Shaun King speaks on injustice at Soup and Substance
April 21, 2016
UK students got an insight on how racism is still an issue and how media shapes public discourse at the last Soup and Substance discussion.
Civil rights activist Shaun King spoke to students Thursday night in White Hall Classroom Building. The Martin Luther King Center hosted the event in collaboration with the Student Activities Board’s Engaging Issues Committee. King focused on the art of storytelling and how the media affects racial injustice.
“There are a lot of students who are still experiencing racism on campus and here we are and it is 2016. Students feel like some people in the administration, including the president, are listening to them, but they don’t really see the actions to correspond with that,” King said. “You do have to make a daily decision to be a part of the solution; it is worth fighting to make it better. I stand with you; I respect so many of you. I think the school has a lot to improve.”
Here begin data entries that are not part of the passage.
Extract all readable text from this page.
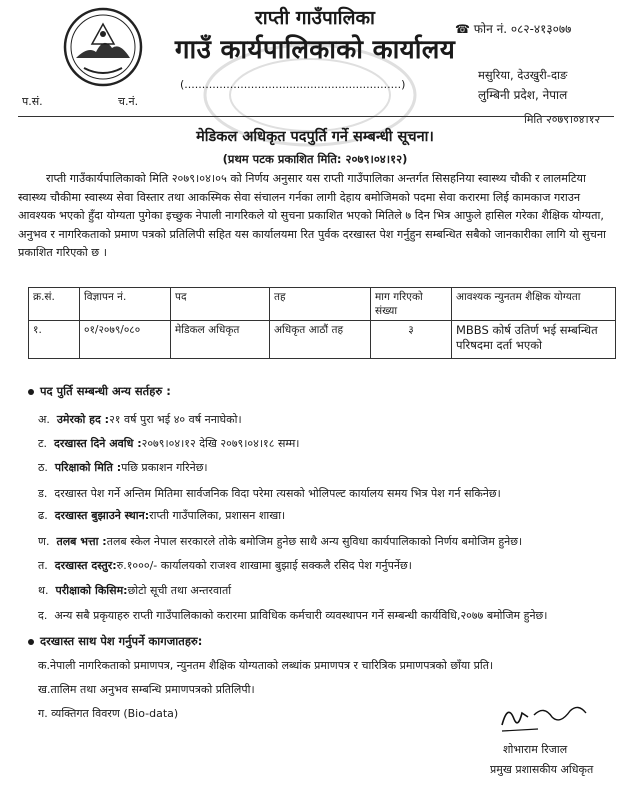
राप्ती गाउँपालिका
गाउँ कार्यपालिकाको कार्यालय
☎ फोन नं. ०८२-४१३०७७
(..............................................................)
मसुरिया, देउखुरी-दाङ
लुम्बिनी प्रदेश, नेपाल
प.सं.	च.नं.
मिति २०७९।०४।१२
मेडिकल अधिकृत पदपुर्ति गर्ने सम्बन्धी सूचना।
(प्रथम पटक प्रकाशित मिति: २०७९।०४।१२)
राप्ती गाउँकार्यपालिकाको मिति २०७९।०४।०५ को निर्णय अनुसार यस राप्ती गाउँपालिका अन्तर्गत सिसहनिया स्वास्थ्य चौकी र लालमटिया स्वास्थ्य चौकीमा स्वास्थ्य सेवा विस्तार तथा आकस्मिक सेवा संचालन गर्नका लागी देहाय बमोजिमको पदमा सेवा करारमा लिई कामकाज गराउन आवश्यक भएको हुँदा योग्यता पुगेका इच्छुक नेपाली नागरिकले यो सुचना प्रकाशित भएको मितिले ७ दिन भित्र आफुले हासिल गरेका शैक्षिक योग्यता, अनुभव र नागरिकताको प्रमाण पत्रको प्रतिलिपी सहित यस कार्यालयमा रित पुर्वक दरखास्त पेश गर्नुहुन सम्बन्धित सबैको जानकारीका लागि यो सुचना प्रकाशित गरिएको छ ।
क्र.सं.	विज्ञापन नं.	पद	तह	माग गरिएको संख्या	आवश्यक न्युनतम शैक्षिक योग्यता
१.	०१/२०७९/०८०	मेडिकल अधिकृत	अधिकृत आठौं तह	३	MBBS कोर्ष उतिर्ण भई सम्बन्धित परिषदमा दर्ता भएको
पद पुर्ति सम्बन्धी अन्य सर्तहरु :
अ. उमेरको हद :२१ वर्ष पुरा भई ४० वर्ष ननाघेको।
ट. दरखास्त दिने अवधि :२०७९।०४।१२ देखि २०७९।०४।१८ सम्म।
ठ. परिक्षाको मिति :पछि प्रकाशन गरिनेछ।
ड. दरखास्त पेश गर्ने अन्तिम मितिमा सार्वजनिक विदा परेमा त्यसको भोलिपल्ट कार्यालय समय भित्र पेश गर्न सकिनेछ।
ढ. दरखास्त बुझाउने स्थान:राप्ती गाउँपालिका, प्रशासन शाखा।
ण. तलब भत्ता :तलब स्केल नेपाल सरकारले तोके बमोजिम हुनेछ साथै अन्य सुविधा कार्यपालिकाको निर्णय बमोजिम हुनेछ।
त. दरखास्त दस्तुर:रु.१०००/- कार्यालयको राजश्व शाखामा बुझाई सक्कलै रसिद पेश गर्नुपर्नेछ।
थ. परीक्षाको किसिम:छोटो सूची तथा अन्तरवार्ता
द. अन्य सबै प्रकृयाहरु राप्ती गाउँपालिकाको करारमा प्राविधिक कर्मचारी व्यवस्थापन गर्ने सम्बन्धी कार्यविधि,२०७७ बमोजिम हुनेछ।
दरखास्त साथ पेश गर्नुपर्ने कागजातहरु:
क.नेपाली नागरिकताको प्रमाणपत्र, न्युनतम शैक्षिक योग्यताको लब्धांक प्रमाणपत्र र चारित्रिक प्रमाणपत्रको छाँया प्रति।
ख.तालिम तथा अनुभव सम्बन्धि प्रमाणपत्रको प्रतिलिपी।
ग. व्यक्तिगत विवरण (Bio-data)
शोभाराम रिजाल
प्रमुख प्रशासकीय अधिकृत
King, a New York Daily News writer, served as the primary speaker for the event.
The discussion focused on the “dip” in the quality of the way people interact with each other. The audience was given the opportunity to ask questions regarding injustice and the realities of our generation following the event.
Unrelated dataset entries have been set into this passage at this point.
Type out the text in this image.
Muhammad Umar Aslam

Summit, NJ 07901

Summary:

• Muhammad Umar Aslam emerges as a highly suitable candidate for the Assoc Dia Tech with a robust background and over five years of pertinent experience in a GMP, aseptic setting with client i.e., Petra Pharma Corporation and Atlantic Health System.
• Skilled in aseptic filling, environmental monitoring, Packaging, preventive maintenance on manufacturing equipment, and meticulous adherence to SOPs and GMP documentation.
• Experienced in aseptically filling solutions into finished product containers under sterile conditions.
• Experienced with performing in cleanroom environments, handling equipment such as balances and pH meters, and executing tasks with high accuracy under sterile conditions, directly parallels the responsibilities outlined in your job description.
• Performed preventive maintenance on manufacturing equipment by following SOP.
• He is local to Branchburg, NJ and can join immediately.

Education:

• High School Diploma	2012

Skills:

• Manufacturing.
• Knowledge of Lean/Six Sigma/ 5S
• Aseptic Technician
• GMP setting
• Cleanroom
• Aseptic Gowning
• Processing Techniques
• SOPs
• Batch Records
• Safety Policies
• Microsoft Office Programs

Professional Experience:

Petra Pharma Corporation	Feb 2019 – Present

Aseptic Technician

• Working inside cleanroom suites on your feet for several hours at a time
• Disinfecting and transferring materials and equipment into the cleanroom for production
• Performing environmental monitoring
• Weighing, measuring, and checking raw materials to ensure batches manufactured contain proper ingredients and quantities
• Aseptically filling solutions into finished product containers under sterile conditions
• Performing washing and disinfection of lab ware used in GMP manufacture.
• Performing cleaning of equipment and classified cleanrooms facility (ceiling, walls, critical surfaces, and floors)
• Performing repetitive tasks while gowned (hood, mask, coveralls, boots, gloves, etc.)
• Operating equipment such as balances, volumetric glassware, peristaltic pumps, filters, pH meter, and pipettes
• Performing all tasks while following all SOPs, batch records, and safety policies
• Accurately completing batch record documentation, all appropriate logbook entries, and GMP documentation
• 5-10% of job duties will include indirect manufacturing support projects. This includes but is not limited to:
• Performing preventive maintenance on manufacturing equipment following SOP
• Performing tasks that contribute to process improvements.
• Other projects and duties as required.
“We’re in a dip. Here’s the beauty of being in a dip, and I see some of it now actually, when you are in a dip, eventually you come out of it and in the course of all human history people always come out of it, always, it always changes,” King said.
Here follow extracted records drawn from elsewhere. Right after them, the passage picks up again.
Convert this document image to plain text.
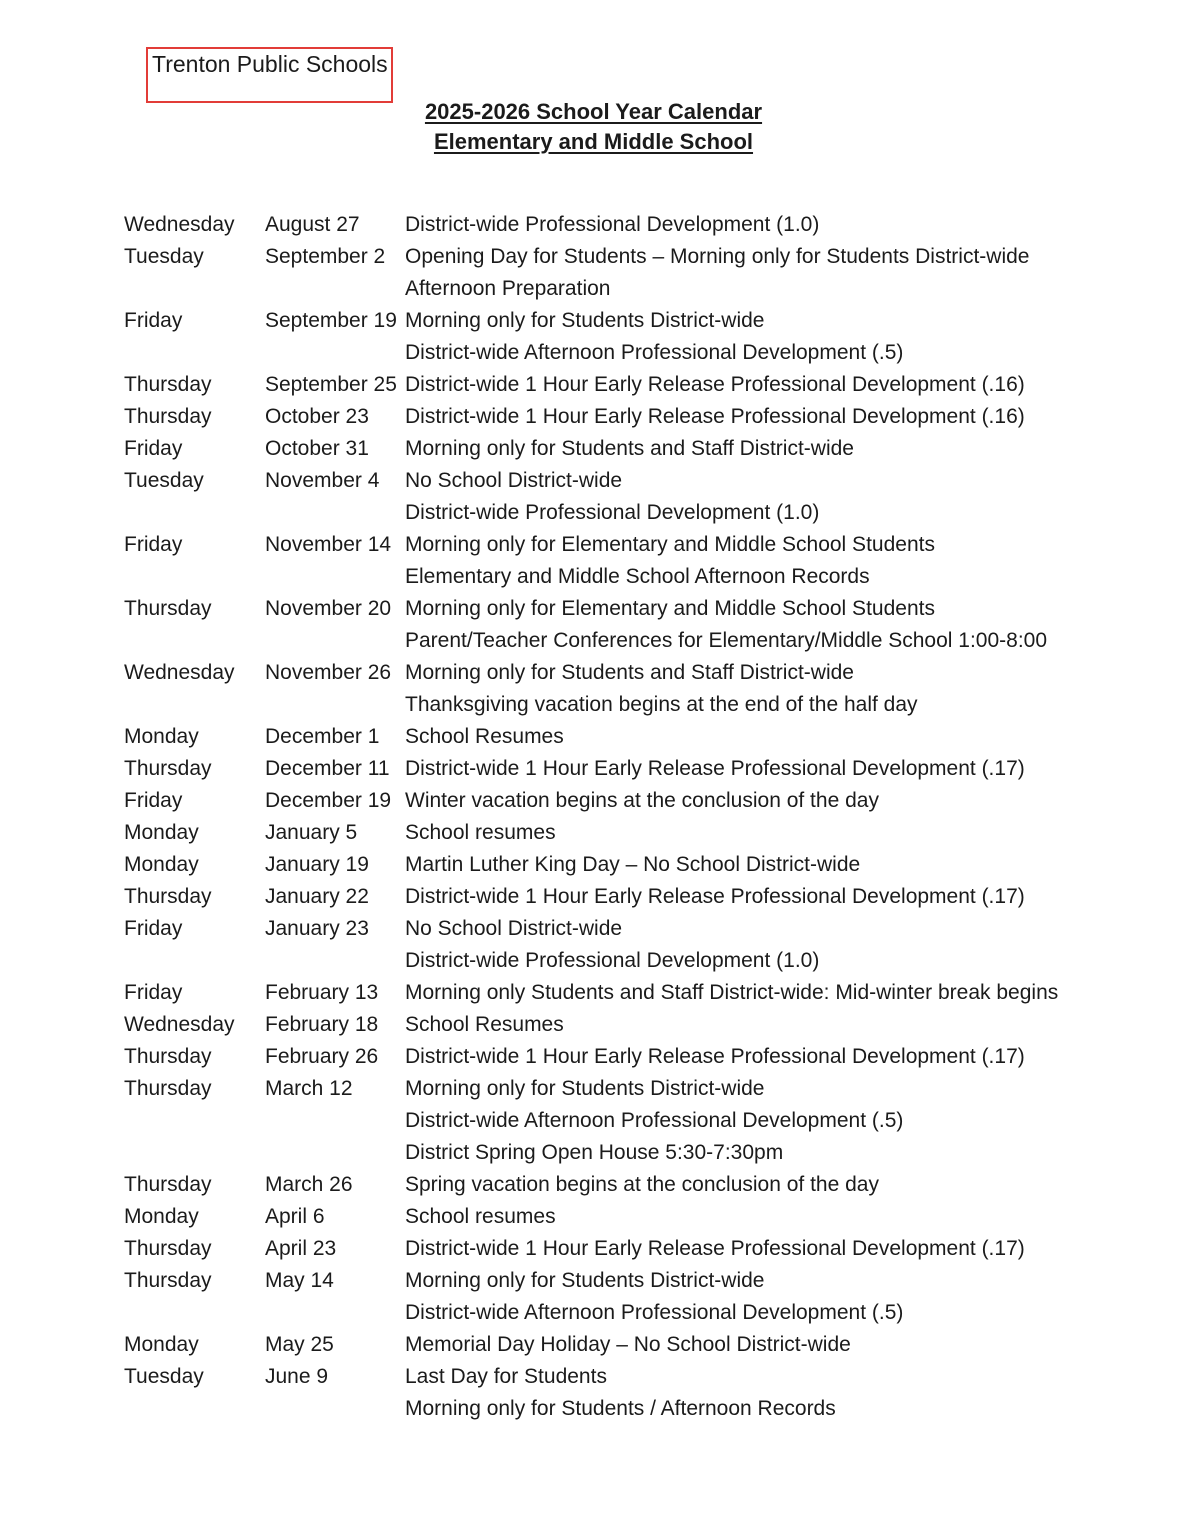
Trenton Public Schools
2025-2026 School Year Calendar
Elementary and Middle School
Wednesday	August 27	District-wide Professional Development (1.0)
Tuesday	September 2 Opening Day for Students – Morning only for Students District-wide
Afternoon Preparation
Friday	September 19 Morning only for Students District-wide
District-wide Afternoon Professional Development (.5)
Thursday	September 25 District-wide 1 Hour Early Release Professional Development (.16)
Thursday	October 23	District-wide 1 Hour Early Release Professional Development (.16)
Friday	October 31	Morning only for Students and Staff District-wide
Tuesday	November 4	No School District-wide
District-wide Professional Development (1.0)
Friday	November 14 Morning only for Elementary and Middle School Students
Elementary and Middle School Afternoon Records
Thursday	November 20 Morning only for Elementary and Middle School Students
Parent/Teacher Conferences for Elementary/Middle School 1:00-8:00
Wednesday	November 26 Morning only for Students and Staff District-wide
Thanksgiving vacation begins at the end of the half day
Monday	December 1	School Resumes
Thursday	December 11 District-wide 1 Hour Early Release Professional Development (.17)
Friday	December 19 Winter vacation begins at the conclusion of the day
Monday	January 5	School resumes
Monday	January 19	Martin Luther King Day – No School District-wide
Thursday	January 22	District-wide 1 Hour Early Release Professional Development (.17)
Friday	January 23	No School District-wide
District-wide Professional Development (1.0)
Friday	February 13	Morning only Students and Staff District-wide: Mid-winter break begins
Wednesday	February 18	School Resumes
Thursday	February 26	District-wide 1 Hour Early Release Professional Development (.17)
Thursday	March 12	Morning only for Students District-wide
District-wide Afternoon Professional Development (.5)
District Spring Open House 5:30-7:30pm
Thursday	March 26	Spring vacation begins at the conclusion of the day
Monday	April 6	School resumes
Thursday	April 23	District-wide 1 Hour Early Release Professional Development (.17)
Thursday	May 14	Morning only for Students District-wide
District-wide Afternoon Professional Development (.5)
Monday	May 25	Memorial Day Holiday – No School District-wide
Tuesday	June 9	Last Day for Students
Morning only for Students / Afternoon Records
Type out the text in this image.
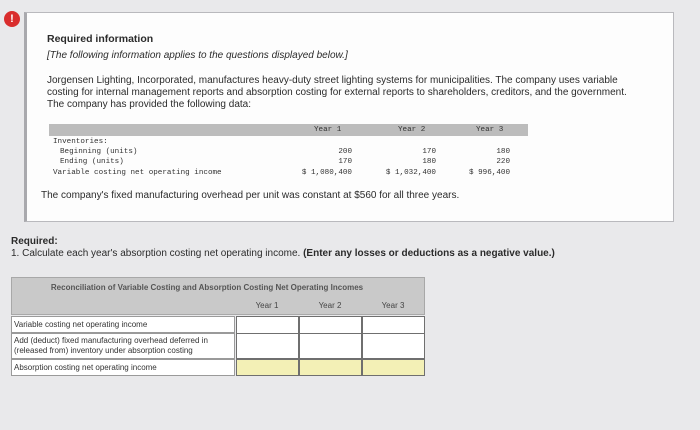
!
Required information
[The following information applies to the questions displayed below.]
Jorgensen Lighting, Incorporated, manufactures heavy-duty street lighting systems for municipalities. The company uses variable costing for internal management reports and absorption costing for external reports to shareholders, creditors, and the government. The company has provided the following data:
Year 1	Year 2	Year 3
Inventories:
Beginning (units)	200	170	180
Ending (units)	170	180	220
Variable costing net operating income	$ 1,080,400	$ 1,032,400	$ 996,400
The company's fixed manufacturing overhead per unit was constant at $560 for all three years.
Required:
1. Calculate each year's absorption costing net operating income. (Enter any losses or deductions as a negative value.)
Reconciliation of Variable Costing and Absorption Costing Net Operating Incomes
Year 1	Year 2	Year 3
Variable costing net operating income
Add (deduct) fixed manufacturing overhead deferred in (released from) inventory under absorption costing
Absorption costing net operating income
Other topics of discussion included the confusion over technology changes with the quality of humanity, how the media crafts stories and how words can craft the way a story is viewed.
The event impacted students in a positive way.
“The biggest thing I took from Shaun King’s speech was just motivation and affirmation that what we’re experiencing on campus isn’t just a figure from our imagination, that it’s happening globally, like we’re a part of that conversation,” said Gabe Tomlin, a sophomore.
King challenges students to not just listen but act. He said listening is not enough, but that students should fight for a response and not for just the opportunity to be heard.
“The goal of this was really just to teach about how there needs to be more humanity and I don’t think it could have been at a better time, where UK is experiencing a lot of racial tension,” said Destiny Witherspoon, a journalism sophomore, a programming intern at the MLK Center and one of the event’s organizers.
This was the last Soup and Substance of the semester. The next event, Food for Thought, will be at noon on Wednesday, in the MLK Center.